Objectives: Postoperative reintubation after planned extubation (RAP) following general anesthesia is a major anesthetic morbidity. A previous study on RAP identified the various risk factors for RAP, including chronic obstructive pulmonary disease (COPD), pneumonia, systemic inflammatory response syndrome (SIRS), and airway surgery. However, the prognosis and predictive risk index of RAP were not investigated.

Methods: Data on surgical patients who were reintubated after planned extubation at the end of surgery between January 1, 2005 and December 31, 2009 were retrospectively sorted out from the quality assurance database of the Department of Anesthesiology, Chang Gung Memorial Hospital. Risk factors and prognosis of RAP cases were compared with the control group (successful planned extubation) using descriptive statistics and logistic regression. The RAP predictive risk index was developed from multivariate logistic regression and the predictive accuracy was evaluated by goodness-of-fit test.

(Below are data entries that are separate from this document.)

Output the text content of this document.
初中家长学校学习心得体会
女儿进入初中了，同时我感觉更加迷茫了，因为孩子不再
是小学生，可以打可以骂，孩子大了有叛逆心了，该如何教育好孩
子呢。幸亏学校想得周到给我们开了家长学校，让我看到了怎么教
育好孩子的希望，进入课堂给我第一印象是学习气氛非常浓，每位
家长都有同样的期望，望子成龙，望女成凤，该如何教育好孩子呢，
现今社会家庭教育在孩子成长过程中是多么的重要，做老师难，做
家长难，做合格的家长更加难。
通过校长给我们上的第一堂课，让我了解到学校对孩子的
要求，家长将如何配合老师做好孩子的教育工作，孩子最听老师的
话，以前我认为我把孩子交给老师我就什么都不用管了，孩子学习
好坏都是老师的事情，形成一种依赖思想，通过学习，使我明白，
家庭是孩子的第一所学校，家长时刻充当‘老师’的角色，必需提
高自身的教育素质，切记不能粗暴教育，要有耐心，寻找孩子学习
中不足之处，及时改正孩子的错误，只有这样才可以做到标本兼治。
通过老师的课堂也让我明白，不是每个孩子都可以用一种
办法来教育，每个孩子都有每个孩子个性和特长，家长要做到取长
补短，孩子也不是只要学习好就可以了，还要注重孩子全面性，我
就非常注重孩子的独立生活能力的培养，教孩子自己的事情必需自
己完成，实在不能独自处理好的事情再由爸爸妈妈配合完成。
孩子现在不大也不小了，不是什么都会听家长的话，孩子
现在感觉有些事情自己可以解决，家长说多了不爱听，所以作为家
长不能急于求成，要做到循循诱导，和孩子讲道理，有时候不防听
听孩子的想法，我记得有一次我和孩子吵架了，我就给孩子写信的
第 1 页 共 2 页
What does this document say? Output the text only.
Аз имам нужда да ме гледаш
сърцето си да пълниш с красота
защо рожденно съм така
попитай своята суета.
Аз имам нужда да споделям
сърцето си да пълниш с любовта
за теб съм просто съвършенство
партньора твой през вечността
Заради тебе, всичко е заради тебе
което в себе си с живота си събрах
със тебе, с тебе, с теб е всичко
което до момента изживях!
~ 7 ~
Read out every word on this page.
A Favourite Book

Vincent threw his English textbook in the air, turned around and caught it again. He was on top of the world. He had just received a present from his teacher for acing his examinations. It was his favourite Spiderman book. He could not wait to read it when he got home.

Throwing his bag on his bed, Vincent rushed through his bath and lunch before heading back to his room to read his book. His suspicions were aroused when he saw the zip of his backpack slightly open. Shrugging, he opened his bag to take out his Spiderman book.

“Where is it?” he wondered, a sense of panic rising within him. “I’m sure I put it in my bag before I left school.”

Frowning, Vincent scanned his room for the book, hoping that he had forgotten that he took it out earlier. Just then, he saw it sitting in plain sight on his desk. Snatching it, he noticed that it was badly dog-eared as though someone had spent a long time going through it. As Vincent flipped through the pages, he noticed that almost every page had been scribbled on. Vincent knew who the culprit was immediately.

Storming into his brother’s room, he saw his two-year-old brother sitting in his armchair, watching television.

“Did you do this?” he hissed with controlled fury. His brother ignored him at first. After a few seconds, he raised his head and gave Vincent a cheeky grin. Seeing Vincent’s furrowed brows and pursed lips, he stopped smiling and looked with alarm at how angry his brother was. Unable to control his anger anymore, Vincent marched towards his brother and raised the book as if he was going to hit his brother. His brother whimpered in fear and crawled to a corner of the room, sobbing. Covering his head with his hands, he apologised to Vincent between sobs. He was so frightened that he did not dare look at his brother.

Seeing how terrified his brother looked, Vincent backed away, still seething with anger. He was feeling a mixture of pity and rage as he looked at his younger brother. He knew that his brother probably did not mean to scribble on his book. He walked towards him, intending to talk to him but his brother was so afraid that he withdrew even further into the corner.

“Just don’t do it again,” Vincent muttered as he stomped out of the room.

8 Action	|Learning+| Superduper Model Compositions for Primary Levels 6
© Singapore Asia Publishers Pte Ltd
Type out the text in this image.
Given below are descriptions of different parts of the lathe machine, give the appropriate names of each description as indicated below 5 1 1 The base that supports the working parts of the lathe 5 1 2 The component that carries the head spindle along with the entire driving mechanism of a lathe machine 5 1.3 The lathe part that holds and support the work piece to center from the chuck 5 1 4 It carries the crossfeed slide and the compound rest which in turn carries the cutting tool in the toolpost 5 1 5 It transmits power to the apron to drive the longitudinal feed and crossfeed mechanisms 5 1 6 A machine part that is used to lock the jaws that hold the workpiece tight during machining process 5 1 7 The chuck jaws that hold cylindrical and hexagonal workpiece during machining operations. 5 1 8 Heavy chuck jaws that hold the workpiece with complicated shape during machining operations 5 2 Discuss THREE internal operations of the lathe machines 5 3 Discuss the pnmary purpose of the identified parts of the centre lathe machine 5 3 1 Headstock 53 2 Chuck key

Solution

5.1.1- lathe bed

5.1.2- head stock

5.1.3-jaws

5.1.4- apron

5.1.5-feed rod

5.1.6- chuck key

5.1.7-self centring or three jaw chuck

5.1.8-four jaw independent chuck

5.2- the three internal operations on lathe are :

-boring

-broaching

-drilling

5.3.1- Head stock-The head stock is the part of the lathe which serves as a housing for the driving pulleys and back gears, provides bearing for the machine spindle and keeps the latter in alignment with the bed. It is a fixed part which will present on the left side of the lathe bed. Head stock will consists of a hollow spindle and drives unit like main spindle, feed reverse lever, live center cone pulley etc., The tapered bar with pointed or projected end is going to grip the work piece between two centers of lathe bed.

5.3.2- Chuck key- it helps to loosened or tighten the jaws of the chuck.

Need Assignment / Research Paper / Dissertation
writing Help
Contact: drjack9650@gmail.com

Results: Of the 227,876 patients who were subjected to endotracheal intubation for general anesthesia, 130 (0.06%) sustained postoperative RAP. The control group consisted of 390 patients who were randomly selected from those who underwent endotracheal intubation without RAP. A total of 30 variables, including demographic, operative, anesthetic data, and prognosis were analyzed. We found that significant risk factors for RAP included COPD (odds ratio: 4.30), pneumonia (odds ratio: 6.60), ascites (odds ratio: 4.86), SIRS (odds ratio: 7.52), hypothermia (body temperature <35°C; odds ratio: 2.45), rocuronium as muscle relaxant (odds ratio: 1.90), inexperienced anesthetic service (odds ratio: 3.44), and airway surgery (odds ratio: 4.34). An RAP predictive risk index was developed and the predictive accuracy was confirmed by goodness-of-fit test as excellent discrimination (c statistic: 0.873). RAP significantly increased postoperative stay in hospital (odds ratio: 2.46) and intensive care unit, as well as tracheostomy and mortality (odds ratio: 58.52).

Conclusion: The RAP predictive risk index included higher American Society of Anesthesiologists classification, conscious disturbance, COPD, pneumonia, SIRS, room air SpO2 <95%, hypothermia, airway surgery, and head and neck surgeries. The RAP predictive risk index provides us an opportunity to take preventive measures including renewal of risk-reduction protocols for high-risk patients.